OPINION:
Is electromagnetic pulse a real threat to American security? On the heels of recent Republican primary debates, the danger to U.S. electronics and infrastructure posed by a high-altitude nuclear blast suddenly has emerged as a campaign issue. So has concerted opposition to it, with both liberal and conservative skeptics ridiculing the idea as an overblown, even fabricated, distraction. Yet there is ample evidence that the danger is both clear and present. Far and away the most authoritative assessment in this regard is that of the Commission to Assess the Threat to the United States From Electromagnetic Pulse (EMP) Attack, colloquially known as the EMP Commission. That blue-ribbon panel, convened by Congress a decade ago, outlined the nature of the challenge as follows:
“EMP is one of a small number of threats that can hold our society at risk of catastrophic consequences. EMP will cover the wide geographic region within line of sight to the nuclear weapon. It has the capability to produce significant damage to critical infrastructures and thus to the very fabric of U.S. society, as well as to the ability of the United States and Western nations to project influence and military power.”
America’s vulnerability to such an attack is growing. As the EMP Commission explained, our heavy - and mounting - dependence on high technology, from cellphones to laptops to GPS, makes the United States disproportionately vulnerable to the disruption that would result from an EMP event. The commission concluded its work in 2004 with a dire warning: “The current vulnerability of our critical infrastructures can both invite and reward attack if not corrected.”
This fact has not gone unnoticed. A number of rogue states and strategic competitors are actively investing in the development of precisely this sort of capability. Thus, Russia, which during the Cold War carried out extensive experiments relating to EMP, has actively contemplated its use on a number of occasions since the Soviet collapse. China, too, is investing in EMP weapons as part of its “assassin’s mace” - an asymmetric military arsenal through which Beijing seeks to challenge U.S. primacy in the Asia-Pacific region. North Korea, for its part, is believed to have tested a “super-EMP” weapon powerful enough to create massive disruption in the continental United States back in 2009. Iran, which carried out EMP-related ballistic-missile tests in the Caspian Sea in the late 1990s, has since publicly explored the possibility of using such a capability against America.
The United States, meanwhile, is only marginally closer to remedying its vulnerability to EMP than it was in 2004. The George W. Bush administration did not take decisive action to systematically harden critical infrastructure and assets against electromagnetic pulse. Neither has Team Obama, which has ignored the issue as a matter of public policy almost entirely since taking office. Indeed, it has made America’s vulnerability worse because its September 2009 missile defense plan pushes off serious additional investments in technologies of the kind that could help neutralize a nuclear EMP attack on the U.S. homeland until 2016 - or significantly later.
Congress at least has attempted to do more.

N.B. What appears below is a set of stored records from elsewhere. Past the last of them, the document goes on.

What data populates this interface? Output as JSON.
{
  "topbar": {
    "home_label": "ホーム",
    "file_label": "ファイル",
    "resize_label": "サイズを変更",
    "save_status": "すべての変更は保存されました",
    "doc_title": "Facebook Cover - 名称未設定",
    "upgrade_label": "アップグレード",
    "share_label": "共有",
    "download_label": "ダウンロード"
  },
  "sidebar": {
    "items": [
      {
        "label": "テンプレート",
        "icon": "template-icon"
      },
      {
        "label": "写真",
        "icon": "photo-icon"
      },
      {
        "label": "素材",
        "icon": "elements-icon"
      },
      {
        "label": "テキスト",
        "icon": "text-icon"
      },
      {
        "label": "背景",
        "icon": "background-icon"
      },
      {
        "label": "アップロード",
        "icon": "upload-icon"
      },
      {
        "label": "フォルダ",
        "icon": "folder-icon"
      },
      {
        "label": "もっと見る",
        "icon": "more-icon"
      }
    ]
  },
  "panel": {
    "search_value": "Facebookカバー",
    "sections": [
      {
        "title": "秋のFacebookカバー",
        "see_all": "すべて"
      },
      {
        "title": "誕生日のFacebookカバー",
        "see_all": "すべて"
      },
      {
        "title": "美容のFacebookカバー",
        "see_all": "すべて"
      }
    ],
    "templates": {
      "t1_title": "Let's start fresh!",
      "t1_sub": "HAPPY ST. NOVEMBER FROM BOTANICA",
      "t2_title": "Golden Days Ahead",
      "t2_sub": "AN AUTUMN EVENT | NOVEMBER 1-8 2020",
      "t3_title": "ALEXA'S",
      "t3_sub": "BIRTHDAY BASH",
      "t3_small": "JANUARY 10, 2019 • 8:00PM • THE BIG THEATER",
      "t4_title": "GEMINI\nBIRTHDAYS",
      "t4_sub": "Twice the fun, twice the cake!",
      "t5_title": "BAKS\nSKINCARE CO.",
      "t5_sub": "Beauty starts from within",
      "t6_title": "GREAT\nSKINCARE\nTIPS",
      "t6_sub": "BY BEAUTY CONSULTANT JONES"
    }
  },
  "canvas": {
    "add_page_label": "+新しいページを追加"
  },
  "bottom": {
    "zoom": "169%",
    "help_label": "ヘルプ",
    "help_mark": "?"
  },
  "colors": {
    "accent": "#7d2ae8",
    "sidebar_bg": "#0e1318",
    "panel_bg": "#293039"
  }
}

A number of lawmakers, notably Rep. Roscoe G. Bartlett, Maryland Republican, and Rep. Trent Franks, Arizona Republican, have emerged as vocal advocates of robust defense against EMP, and a legislative vehicle - the SHIELD Act - even has been crafted for it. But the SHIELD Act has languished in the House since being introduced back in February, and no fresh movement is on the horizon. Defense against electromagnetic pulse, in other words, was and remains an unfunded mandate.
To be sure, the likelihood of an EMP attack on America remains remote. Conventional terrorism, even of the large-scale variety, is considerably more likely, and a biological or chemical event is marginally more so. Yet, if an EMP incident does occur, the costs would be astronomical. Commission Chairman William Graham, a former science adviser to President Reagan, told the House Armed Services Committee in 2008 that an EMP attack had the potential to devastate the country’s electronic infrastructure to such a degree that it would no longer be capable of sustaining the country’s population.

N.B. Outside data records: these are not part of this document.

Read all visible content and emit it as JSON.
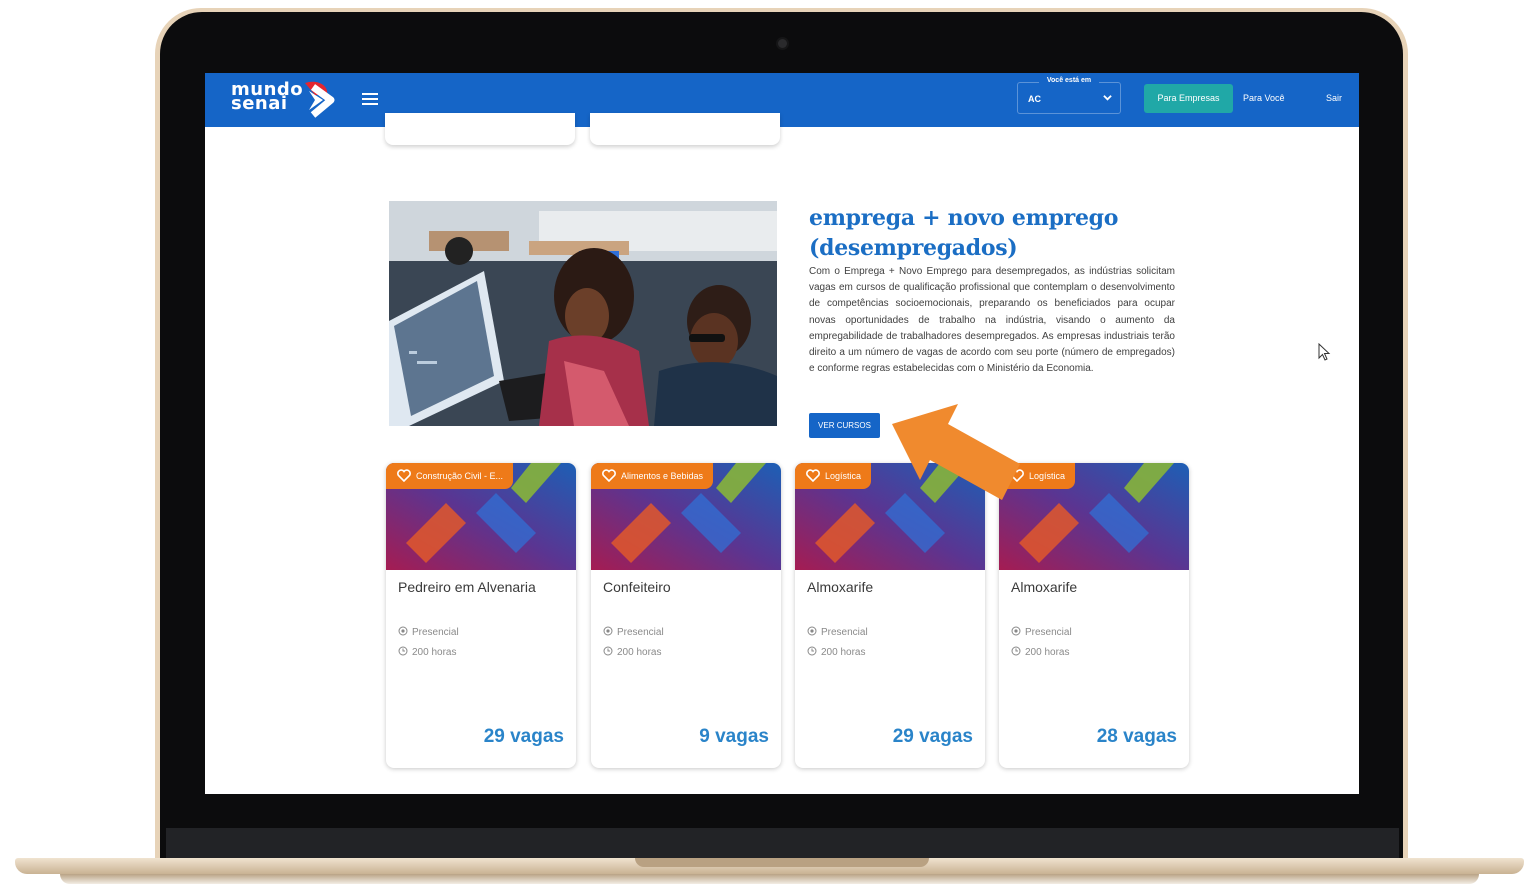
{
  "header": {
    "logo_line1": "mundo",
    "logo_line2": "senai",
    "state_label": "Você está em",
    "state_value": "AC",
    "btn_empresas": "Para Empresas",
    "btn_voce": "Para Você",
    "btn_sair": "Sair"
  },
  "feature": {
    "title_line1": "emprega + novo emprego",
    "title_line2": "(desempregados)",
    "description": "Com o Emprega + Novo Emprego para desempregados, as indústrias solicitam vagas em cursos de qualificação profissional que contemplam o desenvolvimento de competências socioemocionais, preparando os beneficiados para ocupar novas oportunidades de trabalho na indústria, visando o aumento da empregabilidade de trabalhadores desempregados. As empresas industriais terão direito a um número de vagas de acordo com seu porte (número de empregados) e conforme regras estabelecidas com o Ministério da Economia.",
    "button": "VER CURSOS"
  },
  "courses": [
    {
      "tag": "Construção Civil - E...",
      "title": "Pedreiro em Alvenaria",
      "mode": "Presencial",
      "hours": "200 horas",
      "vagas": "29 vagas"
    },
    {
      "tag": "Alimentos e Bebidas",
      "title": "Confeiteiro",
      "mode": "Presencial",
      "hours": "200 horas",
      "vagas": "9 vagas"
    },
    {
      "tag": "Logística",
      "title": "Almoxarife",
      "mode": "Presencial",
      "hours": "200 horas",
      "vagas": "29 vagas"
    },
    {
      "tag": "Logística",
      "title": "Almoxarife",
      "mode": "Presencial",
      "hours": "200 horas",
      "vagas": "28 vagas"
    }
  ],
  "colors": {
    "primary": "#1565c7",
    "teal": "#20a8a7",
    "tag_orange": "#ee7a19",
    "arrow_orange": "#f08a2e",
    "vagas_blue": "#2a84c9"
  },
  "icons": [
    "menu-icon",
    "heart-icon",
    "location-icon",
    "clock-icon",
    "chevron-down-icon",
    "mouse-cursor-icon",
    "annotation-arrow"
  ]
}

Such a cataclysm, however, can be prevented with the necessary investments in hardening, infrastructure protection and redundancy in key sectors (from finance to electricity to water supply). As Mr. Graham told lawmakers at the time, “Correction is feasible and well within the nation’s means and resources to accomplish.”
That the U.S. government has not yet done so amounts to a serious dereliction of duty. The next U.S. president will need to recognize this dangerous vulnerability - and move decisively to address it.
Ilan Berman is vice president of the American Foreign Policy Council in Washington.